Phonological Knowledge and Perceptual Epenthesis
Bert Vaux, Bridget Samuels, Korlin Bruhn
February 2022

In a famous series of studies, Dupoux and his associates assert that Japanese speakers use epenthesis to break up illicit consonant clusters and resyllabify coda consonants in loanwords (e.g., Dupoux et al. 1999). The authors draw an explicit connection between perception and loanword adaptation, suggesting that adaptation happens at the perceptual level: That is, when Japanese listeners are confronted with, e.g., [sfINks] 'sphinx', they perceive it as [sɯ̥.φiŋ.kɯ̥.sɯ̥]. In their analysis phonotactic knowledge influences listeners so strongly that it creates a perceptual illusion: Japanese listeners judge there to be a speech segment (/u/) despite the absence of acoustic correlates in the signal, simply because their L1 phonology insists it should be there.

Peperkamp and Dupoux (2003) and Peperkamp (2005) refine this theory into what we refer to as the Phonetic Decoder model.

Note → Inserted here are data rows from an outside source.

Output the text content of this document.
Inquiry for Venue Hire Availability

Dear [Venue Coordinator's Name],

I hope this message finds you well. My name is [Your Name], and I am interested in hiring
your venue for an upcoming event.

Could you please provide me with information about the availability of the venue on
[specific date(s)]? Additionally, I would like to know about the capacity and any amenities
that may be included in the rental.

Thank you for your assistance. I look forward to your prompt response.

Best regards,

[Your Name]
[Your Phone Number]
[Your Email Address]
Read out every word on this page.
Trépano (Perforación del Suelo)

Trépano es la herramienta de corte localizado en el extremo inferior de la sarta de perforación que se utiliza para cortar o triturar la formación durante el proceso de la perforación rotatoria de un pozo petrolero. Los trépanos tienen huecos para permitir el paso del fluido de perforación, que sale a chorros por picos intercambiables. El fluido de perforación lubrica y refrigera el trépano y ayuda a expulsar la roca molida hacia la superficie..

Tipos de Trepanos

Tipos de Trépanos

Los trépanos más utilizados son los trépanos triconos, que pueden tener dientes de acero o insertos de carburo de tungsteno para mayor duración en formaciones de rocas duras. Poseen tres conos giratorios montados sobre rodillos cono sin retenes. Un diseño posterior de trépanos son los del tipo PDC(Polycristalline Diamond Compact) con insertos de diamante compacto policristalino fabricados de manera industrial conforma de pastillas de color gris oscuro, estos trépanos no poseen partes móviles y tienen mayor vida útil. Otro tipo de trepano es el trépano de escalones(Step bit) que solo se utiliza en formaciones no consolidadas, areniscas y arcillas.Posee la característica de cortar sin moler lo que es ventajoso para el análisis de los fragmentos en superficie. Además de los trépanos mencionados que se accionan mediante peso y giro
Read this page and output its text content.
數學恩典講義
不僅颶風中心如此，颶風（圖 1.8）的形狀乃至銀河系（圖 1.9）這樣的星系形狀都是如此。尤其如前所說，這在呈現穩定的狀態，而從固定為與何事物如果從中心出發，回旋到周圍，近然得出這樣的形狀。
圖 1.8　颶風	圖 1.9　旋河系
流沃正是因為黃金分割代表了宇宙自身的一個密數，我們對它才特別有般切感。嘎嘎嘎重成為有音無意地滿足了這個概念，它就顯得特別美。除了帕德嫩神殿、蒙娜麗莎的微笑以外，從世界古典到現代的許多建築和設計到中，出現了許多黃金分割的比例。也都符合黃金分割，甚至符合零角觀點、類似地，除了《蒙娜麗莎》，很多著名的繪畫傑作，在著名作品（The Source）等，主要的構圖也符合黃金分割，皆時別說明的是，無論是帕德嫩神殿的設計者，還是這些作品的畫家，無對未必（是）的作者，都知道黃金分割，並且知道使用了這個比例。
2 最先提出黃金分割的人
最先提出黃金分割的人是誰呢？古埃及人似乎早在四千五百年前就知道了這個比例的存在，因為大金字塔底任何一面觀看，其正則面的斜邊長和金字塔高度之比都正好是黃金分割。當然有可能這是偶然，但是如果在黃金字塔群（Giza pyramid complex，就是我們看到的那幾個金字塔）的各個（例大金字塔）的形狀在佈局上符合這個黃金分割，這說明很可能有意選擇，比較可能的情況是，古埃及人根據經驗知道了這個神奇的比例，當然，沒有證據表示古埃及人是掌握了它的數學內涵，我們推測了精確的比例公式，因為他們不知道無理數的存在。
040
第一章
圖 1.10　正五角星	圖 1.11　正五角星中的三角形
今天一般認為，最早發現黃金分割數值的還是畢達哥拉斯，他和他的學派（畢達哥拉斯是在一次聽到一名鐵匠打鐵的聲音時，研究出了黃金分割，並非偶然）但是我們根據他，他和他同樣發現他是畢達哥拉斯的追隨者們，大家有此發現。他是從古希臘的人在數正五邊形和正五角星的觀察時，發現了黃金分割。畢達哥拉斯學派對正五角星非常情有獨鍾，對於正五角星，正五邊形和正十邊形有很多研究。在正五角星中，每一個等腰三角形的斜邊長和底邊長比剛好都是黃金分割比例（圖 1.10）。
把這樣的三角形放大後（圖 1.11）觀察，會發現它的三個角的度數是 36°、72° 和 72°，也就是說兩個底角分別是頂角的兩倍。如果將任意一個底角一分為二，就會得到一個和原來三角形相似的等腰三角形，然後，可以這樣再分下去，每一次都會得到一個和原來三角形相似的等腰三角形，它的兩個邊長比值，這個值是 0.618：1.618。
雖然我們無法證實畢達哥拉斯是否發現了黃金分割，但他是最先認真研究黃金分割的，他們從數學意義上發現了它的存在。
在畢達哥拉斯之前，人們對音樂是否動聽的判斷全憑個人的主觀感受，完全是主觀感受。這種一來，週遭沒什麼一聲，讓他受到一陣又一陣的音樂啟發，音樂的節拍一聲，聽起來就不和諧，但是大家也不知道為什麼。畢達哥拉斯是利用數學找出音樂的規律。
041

In this model, a phonetic decoding module maps the speech signal, one word at a time, into a discrete phonetic representation that conforms to the L1 phonology; a phonological decoding module then maps this surface form onto an underlying representation. Accordingly, a sequence that is phonotactically illicit in the L1 cannot be mapped accurately: The phonetic decoder for L1 Japanese speakers cannot accommodate two consonants next to each other, so an empty vowel segment intervenes and is carried over to the phonological mapping, where the empty vowel slot is interpreted as the closest phonetic match.

In this chapter we investigate whether perceptual epenthesis can be overcome by Japanese listeners, adopting Davidson et al.’s (2007) methodology. We also replicate Dupoux et al.’s (1999) ABX task, which allows for a more reliable measure of improvement while at the same time allowing a direct comparison to Dupoux et al.’s study. We demonstrate that Japanese speakers are able to learn the ebzo-ebuzo contrast (and more generally can access phonetic details necessary to learn a non-native contrast in spite of their native phonology), and provide an explanation of these results that does not depend on the Phonetic Decoder model.